Cette fois-ci, Nicolas Sarkozy ne se limite pas à des paroles. C’est ainsi que, lorsqu’il crée le Conseil français du cultemusulman en 2003 pour organiser l’islam de France, il insiste pour qu’y entre l’UOIF proche des Frères Musulmans, alors que d’autres organisations confessionnelles s’y opposent elles-mêmes ! « Je n’ai pas voulu que le CFCM soit une coquille vide obéissant à des oukases, fussent-ils républicains. J’ai milité pour qu’il représente l’islam de France dans sa diversité. Cette réussite a pour contrepartie d’accepter des vérités parfois contradictoires », se défend-il. L’UOIF en garde de la reconnaissance, puisque lorsque le ministre monte sur la scène de son congrès plus tard dans l’année, son président le présente comme « un ami que nous avons découvert et qui nous a découverts ».
Prince de la créolisation
Nicolas Sarkozy est le premier homme politique de premier plan en France à importer la discrimination positive des États-Unis. Il lance l’idée de quotas de membres de la diversité dans les postes à responsabilité, et se réjouit publiquement, toujours en 2003, d’avoir nommé un « préfet musulman » en la personne d’Aïssa Dermouche. À l’époque, même la gauche le pourfend, au nom de l’universalisme républicain. Patrick Buisson est loin !
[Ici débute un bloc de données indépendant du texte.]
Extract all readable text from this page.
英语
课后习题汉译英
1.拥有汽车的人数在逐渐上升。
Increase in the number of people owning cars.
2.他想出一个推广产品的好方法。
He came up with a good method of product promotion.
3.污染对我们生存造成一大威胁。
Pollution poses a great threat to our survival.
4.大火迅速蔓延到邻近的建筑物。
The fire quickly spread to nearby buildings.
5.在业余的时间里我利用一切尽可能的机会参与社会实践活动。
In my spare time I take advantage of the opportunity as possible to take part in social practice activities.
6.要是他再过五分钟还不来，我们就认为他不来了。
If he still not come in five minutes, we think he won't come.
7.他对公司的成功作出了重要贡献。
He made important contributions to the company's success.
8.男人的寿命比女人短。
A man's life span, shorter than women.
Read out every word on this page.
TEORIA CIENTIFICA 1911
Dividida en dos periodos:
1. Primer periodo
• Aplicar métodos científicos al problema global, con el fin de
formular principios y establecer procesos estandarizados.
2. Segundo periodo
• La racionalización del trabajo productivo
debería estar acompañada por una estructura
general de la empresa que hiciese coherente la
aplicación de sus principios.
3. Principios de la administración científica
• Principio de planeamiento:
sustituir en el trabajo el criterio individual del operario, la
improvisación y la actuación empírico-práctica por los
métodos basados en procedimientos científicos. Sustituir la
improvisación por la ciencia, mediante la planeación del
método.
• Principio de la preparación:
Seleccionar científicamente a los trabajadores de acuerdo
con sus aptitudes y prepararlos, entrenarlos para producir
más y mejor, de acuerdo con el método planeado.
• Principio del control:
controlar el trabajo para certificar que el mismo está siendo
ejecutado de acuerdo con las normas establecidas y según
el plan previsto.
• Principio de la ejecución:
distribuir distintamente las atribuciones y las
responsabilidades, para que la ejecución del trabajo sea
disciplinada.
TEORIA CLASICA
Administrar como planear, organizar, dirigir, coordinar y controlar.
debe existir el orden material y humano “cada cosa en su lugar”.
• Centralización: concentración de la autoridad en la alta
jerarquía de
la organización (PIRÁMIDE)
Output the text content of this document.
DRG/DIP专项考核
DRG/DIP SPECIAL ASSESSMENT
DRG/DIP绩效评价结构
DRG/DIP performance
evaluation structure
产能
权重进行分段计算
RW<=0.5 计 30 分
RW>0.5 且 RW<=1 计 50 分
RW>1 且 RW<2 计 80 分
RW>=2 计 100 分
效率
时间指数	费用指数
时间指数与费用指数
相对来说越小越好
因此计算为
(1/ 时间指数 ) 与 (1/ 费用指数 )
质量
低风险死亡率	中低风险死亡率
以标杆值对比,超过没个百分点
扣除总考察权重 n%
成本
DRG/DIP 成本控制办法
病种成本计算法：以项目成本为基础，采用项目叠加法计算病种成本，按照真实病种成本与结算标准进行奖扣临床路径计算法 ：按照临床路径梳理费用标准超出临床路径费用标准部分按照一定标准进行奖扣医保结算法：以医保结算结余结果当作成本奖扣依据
Nicolas Sarkozy n’est qu’un style, donc une façade, et, à l’heure de passer de la posture aux actes, il a toujours reculé, effrayé par les conséquences potentielles de son audace
En fait, cette ligne libérale et multiculturaliste à l’anglo-saxonne ne s’efface pas au moment du virage à droite, mais fusionne avec lui pour former l’effrayante chimère idéologique de la campagne de 2007. L’idée de quotas reste à l’ordre du jour, ainsi que la préférence pour la philosophie de l’intégration contre celle de l’assimilation. Dans la dernière ligne droite, Nicolas Sarkozy écrit, dans une réponse à un questionnaire du Conseil représentatif des associations noires adressé à tous les candidats : « Nous ne ferons pas comprendre que la différence n’est pas un risque, mais au contraire une chance, tant que nous ne serons pas capables d’intégrer dans notre communauté de vie, ceux de nos concitoyens qui sont discriminés. » Lors d’un discours sur « l’égalité réelle des chances et la promotion de la diversité » donné à Polytechnique en décembre2008, celui qui est désormais président insiste, parlant de la nécessité de « relever le défi du métissage », affirmant que « la France a toujours été métissée au cours des siècles ». S’il abandonne finalement l’idée de quotas suite aux réticences de la classe politique, exprimées notamment dans un rapport conduit par Simone Veil, la nomination au gouvernement de Fadela Amara et Rama Yade en 2007 avait clairement été présentée comme une mise en œuvre de cette discrimination positive.
Le grand écart permanent
Faut-il en conclure que le président de la République n’était qu’un infâme islamo-gauchiste ? Bien sûr que non. En fait, si son fond idéologique est celui d’un libéralisme au sens large, économique et culturel, Nicolas Sarkozy est davantage un homme d’attitude que de convictions. Et l’attitude qu’il n’a cessé d’adopter dans sa carrière politique est celle de la transgression, de la provocation. Voilà comment expliquer le grand écart idéologique du sarkozysme. En prônant une laïcité ouverte à l’islam et la discrimination positive, Sarkozy transgressait, rompant avec le modèle républicain universaliste. En parlant d’identité nationale, en adoptant des positions dures sur la sécurité et l’immigration, il transgressait encore, bousculant les tabous d’une droite soumise au politiquement correct depuis le début des années quatre-vingt. Voilà le secret du style Sarkozy, et de la fascination qu’il a exercée sur la droite pendant de nombreuses années. Mais il n’est qu’un style, donc une façade, et, à l’heure de passer de la posture aux actes, l’ancien locataire de l’Élysée a toujours reculé, effrayé par les conséquences potentielles de son audace. Finalement, sa politique ne s’est écartée en rien du consensus social-libéral qui a gouverné la France de Valéry Giscard d’Estaing à Emmanuel Macron. Sa politique européenne en est peut-être le meilleur témoin, qui a fait voter le traité de Lisbonne par le Parlement alors que les Français avaient rejeté la Constitution européenne par référendum trois ans auparavant. Qui s’est ralliée à l’austérité allemande malgré les gesticulations en faveur de solutions hétérodoxes face à la crise de la dette. Quelles que soient les paroles, les promesses, l’exaltation des meetings, l’essentiel, la vraie politique, celle pour les grandes personnes, reste l’attachement à l’économie de marché, aux droits de l’homme et à la construction européenne.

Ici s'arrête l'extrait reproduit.